The study was however limited by several factors and its retrospective nature.
In particular, as arterial blood gas analyses were static and not precise
enough as indicators of tissue perfusion, studies using specific longitudinal
tissue hemoglobin oxygenation measurements are warranted to determine the
relation between hypoperfusion and hyperfibrinolysis. Furthermore, the relation
between hypoperfusion and hyperfibrinolysis in the context of alterations in
the levels of activated protein C, PAI-1 and TAFI has never been investigated
in patients after OHCA.

In the present study we aim to investigate the relation between tissue
hemoglobin oxygenation as indicator of tissue perfusion and the occurrence of
hyperfibrinolysis in the context of altered levels of activated protein C,
PAI-1 and TAFI in patients admitted to the emergency department of the VU
University Medical Center with out of hospital cardiac arrest.

Primary objective:
- What is the correlation between hypoperfusion as measured by tissue
hemoglobin oxygenation and the onset time and level of hyperfibrinolysis
measured by ROTEM in patients with out of hospital cardiac arrest?

Secondary objectives:
- How are fibrinolytic markers, especially the activation of protein C,
associated with the degree of hypoperfusion and hyperfibrinolysis in patients
with out of hospital cardiac arrest?
- What is the role of the lysis onset time in relation to the onset time of
hypoperfusion?

This study is retrospective, single center, observational study.
The study will be performed in the departments of Anesthesiology, Emergency
Medicine and Intensive Care Medicine of the VUmc in Amsterdam.

Study period:
- The study ends when the required sample size is reached.

Study procedure:
- Upon emergency department admission, patients receive a non-invasive cerebral
oxymetry probe for tissue hemoglobin oxygenation measurements using Near
Infrared Spectroscopy (NIRS).
- Blood sampling starts upon emergency department admission acording to routine
clinical care. Subsequent blood samples will be drawn at 2, 4 and 24 hours
following patient admission (3 x 20 ml). Blood samples will be used for routine
coagulation measurements, ROTEM, platelet activation and the determination of
hyperfibrinolytic markers.
- Patients with return of spontaneous circulation (ROSC) will be admitted tot
the intensive care department, where they will be exposed to a cooling protocol
for ischemic protection (routine procedure).
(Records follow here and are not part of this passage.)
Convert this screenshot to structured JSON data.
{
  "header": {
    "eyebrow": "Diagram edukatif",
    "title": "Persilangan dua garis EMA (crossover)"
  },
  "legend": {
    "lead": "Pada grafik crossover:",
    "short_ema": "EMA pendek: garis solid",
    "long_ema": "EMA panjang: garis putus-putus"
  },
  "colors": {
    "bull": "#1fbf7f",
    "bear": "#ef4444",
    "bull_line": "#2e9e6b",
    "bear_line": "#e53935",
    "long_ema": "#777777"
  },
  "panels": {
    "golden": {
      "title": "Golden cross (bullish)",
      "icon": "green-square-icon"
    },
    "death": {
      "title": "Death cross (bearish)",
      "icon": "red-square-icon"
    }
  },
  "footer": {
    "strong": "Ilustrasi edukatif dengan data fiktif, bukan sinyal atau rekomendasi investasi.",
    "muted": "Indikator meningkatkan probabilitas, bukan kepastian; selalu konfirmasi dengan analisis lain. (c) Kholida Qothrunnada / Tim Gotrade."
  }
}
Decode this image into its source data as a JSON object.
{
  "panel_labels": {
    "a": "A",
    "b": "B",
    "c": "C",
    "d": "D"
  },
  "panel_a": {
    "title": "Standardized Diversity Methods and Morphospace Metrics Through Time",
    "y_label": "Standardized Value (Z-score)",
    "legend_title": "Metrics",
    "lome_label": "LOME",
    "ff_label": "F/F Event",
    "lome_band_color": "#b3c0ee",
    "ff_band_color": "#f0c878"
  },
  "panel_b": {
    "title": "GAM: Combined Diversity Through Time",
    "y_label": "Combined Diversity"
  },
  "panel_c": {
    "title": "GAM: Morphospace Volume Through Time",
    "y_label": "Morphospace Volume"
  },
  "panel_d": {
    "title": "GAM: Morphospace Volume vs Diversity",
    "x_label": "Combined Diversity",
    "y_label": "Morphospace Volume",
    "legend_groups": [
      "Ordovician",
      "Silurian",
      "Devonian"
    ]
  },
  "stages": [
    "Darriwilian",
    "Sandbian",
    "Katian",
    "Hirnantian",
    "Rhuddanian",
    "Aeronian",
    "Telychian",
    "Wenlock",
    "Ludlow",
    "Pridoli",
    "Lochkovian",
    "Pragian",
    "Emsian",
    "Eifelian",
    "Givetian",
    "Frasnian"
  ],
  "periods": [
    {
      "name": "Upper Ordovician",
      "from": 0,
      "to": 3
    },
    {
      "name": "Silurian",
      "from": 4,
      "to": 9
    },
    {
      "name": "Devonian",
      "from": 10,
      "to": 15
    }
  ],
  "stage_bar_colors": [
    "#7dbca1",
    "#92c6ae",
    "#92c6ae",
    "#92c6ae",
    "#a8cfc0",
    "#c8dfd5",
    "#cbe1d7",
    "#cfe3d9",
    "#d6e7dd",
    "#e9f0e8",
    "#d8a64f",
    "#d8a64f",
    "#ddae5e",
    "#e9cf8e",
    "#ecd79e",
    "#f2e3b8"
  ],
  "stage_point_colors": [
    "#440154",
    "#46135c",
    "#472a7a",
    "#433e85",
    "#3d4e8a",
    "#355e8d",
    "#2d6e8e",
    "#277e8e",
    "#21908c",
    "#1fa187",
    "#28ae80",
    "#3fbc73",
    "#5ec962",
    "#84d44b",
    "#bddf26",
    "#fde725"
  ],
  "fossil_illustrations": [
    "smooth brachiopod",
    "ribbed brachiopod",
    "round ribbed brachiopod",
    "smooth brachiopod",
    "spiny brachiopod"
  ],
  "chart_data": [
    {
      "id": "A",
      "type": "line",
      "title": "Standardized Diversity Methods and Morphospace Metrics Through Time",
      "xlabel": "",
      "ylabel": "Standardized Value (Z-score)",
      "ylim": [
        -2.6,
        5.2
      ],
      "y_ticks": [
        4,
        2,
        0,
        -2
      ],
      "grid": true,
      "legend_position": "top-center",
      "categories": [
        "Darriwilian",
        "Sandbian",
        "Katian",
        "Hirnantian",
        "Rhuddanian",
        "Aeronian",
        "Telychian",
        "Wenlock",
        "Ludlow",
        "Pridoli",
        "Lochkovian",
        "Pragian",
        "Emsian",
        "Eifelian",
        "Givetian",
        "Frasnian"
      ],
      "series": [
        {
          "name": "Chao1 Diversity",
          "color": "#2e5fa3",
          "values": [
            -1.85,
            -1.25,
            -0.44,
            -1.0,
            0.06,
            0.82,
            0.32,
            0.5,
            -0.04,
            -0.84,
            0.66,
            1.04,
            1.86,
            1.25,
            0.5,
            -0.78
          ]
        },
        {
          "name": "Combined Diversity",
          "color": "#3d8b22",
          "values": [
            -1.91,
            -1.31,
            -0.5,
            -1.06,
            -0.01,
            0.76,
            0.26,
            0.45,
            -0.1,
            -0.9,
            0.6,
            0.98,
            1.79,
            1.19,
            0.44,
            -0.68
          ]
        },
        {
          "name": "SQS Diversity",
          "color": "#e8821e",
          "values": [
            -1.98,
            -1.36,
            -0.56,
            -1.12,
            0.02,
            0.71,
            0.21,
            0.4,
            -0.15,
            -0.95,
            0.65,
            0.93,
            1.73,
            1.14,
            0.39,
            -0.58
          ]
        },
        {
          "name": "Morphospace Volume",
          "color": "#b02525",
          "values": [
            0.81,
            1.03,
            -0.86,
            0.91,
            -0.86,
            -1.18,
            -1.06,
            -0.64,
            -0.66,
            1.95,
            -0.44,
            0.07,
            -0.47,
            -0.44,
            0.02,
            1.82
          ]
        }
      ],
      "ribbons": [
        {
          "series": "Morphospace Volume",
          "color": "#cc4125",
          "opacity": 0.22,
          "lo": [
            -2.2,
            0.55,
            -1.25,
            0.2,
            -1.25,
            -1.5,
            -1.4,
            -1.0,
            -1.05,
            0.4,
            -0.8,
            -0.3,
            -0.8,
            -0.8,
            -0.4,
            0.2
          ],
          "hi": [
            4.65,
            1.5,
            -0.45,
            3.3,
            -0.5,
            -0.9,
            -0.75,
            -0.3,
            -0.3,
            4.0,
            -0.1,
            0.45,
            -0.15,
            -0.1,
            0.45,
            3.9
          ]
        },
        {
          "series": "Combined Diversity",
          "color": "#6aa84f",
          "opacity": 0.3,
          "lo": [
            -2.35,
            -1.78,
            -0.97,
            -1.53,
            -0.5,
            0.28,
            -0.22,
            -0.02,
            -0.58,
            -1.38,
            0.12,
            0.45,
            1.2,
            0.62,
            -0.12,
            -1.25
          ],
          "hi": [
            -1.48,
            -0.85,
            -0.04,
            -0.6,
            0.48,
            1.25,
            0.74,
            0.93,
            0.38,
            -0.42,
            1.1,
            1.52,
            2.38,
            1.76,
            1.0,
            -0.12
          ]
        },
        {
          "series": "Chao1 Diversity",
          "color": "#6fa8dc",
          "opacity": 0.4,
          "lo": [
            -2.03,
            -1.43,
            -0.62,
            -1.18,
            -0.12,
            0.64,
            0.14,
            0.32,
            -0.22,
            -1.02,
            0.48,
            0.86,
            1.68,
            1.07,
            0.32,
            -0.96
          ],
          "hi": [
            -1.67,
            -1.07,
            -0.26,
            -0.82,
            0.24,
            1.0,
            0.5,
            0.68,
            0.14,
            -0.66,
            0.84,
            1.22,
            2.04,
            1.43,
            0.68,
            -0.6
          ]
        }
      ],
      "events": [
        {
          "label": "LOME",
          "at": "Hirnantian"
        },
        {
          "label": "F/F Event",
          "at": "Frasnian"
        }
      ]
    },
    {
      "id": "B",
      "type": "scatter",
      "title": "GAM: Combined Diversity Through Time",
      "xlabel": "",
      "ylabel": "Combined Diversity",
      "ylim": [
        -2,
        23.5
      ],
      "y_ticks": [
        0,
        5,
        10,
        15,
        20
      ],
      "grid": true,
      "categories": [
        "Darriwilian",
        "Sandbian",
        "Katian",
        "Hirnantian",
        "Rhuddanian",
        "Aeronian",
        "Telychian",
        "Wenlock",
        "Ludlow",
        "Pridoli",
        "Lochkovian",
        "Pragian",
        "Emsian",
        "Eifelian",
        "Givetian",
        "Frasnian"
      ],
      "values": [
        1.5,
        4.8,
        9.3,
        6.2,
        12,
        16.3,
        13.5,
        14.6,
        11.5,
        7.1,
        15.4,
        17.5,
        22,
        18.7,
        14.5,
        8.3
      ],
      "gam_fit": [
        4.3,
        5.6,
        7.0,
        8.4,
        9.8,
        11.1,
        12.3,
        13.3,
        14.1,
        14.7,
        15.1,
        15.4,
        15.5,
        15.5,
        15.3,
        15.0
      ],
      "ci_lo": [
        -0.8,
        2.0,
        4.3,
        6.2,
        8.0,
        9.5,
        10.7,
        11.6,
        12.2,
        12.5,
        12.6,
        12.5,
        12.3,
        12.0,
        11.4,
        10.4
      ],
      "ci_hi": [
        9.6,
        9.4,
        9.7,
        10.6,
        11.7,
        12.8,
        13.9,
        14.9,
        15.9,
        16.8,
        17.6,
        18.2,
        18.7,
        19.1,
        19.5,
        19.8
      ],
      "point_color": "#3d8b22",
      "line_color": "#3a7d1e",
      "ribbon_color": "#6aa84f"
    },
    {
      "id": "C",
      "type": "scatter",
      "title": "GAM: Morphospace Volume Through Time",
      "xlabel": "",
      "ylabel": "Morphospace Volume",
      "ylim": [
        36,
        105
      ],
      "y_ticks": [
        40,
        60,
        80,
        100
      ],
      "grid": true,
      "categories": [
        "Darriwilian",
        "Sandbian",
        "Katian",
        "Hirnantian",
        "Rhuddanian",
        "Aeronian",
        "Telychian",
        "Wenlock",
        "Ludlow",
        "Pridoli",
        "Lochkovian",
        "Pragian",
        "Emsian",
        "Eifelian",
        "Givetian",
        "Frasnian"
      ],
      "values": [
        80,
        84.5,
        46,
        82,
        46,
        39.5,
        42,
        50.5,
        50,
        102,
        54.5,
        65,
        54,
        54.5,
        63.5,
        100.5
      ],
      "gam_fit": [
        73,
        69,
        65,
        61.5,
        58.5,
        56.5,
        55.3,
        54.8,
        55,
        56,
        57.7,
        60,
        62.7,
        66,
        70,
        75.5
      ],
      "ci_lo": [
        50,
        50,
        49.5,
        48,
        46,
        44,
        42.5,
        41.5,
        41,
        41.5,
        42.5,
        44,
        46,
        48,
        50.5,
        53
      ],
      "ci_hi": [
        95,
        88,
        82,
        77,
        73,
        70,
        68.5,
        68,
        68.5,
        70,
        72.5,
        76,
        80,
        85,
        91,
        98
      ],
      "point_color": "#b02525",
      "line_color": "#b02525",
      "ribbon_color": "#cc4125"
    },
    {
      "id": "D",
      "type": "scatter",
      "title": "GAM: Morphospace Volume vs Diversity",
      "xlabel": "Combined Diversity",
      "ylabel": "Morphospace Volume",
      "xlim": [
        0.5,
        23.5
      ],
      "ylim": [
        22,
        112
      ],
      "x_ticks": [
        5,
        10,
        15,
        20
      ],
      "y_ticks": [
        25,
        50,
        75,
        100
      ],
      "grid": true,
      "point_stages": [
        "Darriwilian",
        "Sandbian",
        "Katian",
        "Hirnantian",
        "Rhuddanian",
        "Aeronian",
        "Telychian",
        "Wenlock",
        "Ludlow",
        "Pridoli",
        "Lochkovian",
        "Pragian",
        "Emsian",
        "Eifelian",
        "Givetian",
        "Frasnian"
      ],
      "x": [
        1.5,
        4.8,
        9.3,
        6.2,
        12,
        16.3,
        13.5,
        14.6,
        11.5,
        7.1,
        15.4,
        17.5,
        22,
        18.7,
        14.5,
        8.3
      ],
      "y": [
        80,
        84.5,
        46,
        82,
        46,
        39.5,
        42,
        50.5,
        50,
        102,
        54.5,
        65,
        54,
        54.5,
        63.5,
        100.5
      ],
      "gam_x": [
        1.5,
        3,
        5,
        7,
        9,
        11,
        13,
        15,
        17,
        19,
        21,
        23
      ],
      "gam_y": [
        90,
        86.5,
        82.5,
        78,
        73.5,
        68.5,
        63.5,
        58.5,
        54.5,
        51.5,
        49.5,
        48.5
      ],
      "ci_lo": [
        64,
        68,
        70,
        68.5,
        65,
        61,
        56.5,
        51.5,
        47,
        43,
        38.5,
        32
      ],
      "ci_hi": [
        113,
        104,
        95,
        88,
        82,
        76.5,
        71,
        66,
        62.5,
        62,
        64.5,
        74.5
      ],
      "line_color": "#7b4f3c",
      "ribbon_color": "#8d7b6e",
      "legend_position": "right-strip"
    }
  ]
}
Blood sampling using a peripheral intravenous catheter is a standard procedure
in all OHCA patients admitted to the shock room. The use of an intravenous
catheter will therefore not add up to patient discomfort in the present study.
The volume of blood drawn for the present study does not increase the risk for
anemia in the patients. OHCA are routinely admitted to a special or intensive
care ward, and the intravenous catheter will in most patients not be removed
until admission to a general ward (> 24 hours). The non-invasive cerebral
tissue hemoglobin oxygenation measurements are performed with a probe that is
integrated in a forehead patch. These measurements are already performed during
cardiothoracic procedures in order to monitor cerebral tissue perfusion, and do
not add up to patient discomfort.

There are no benefits for patients when they enter the study.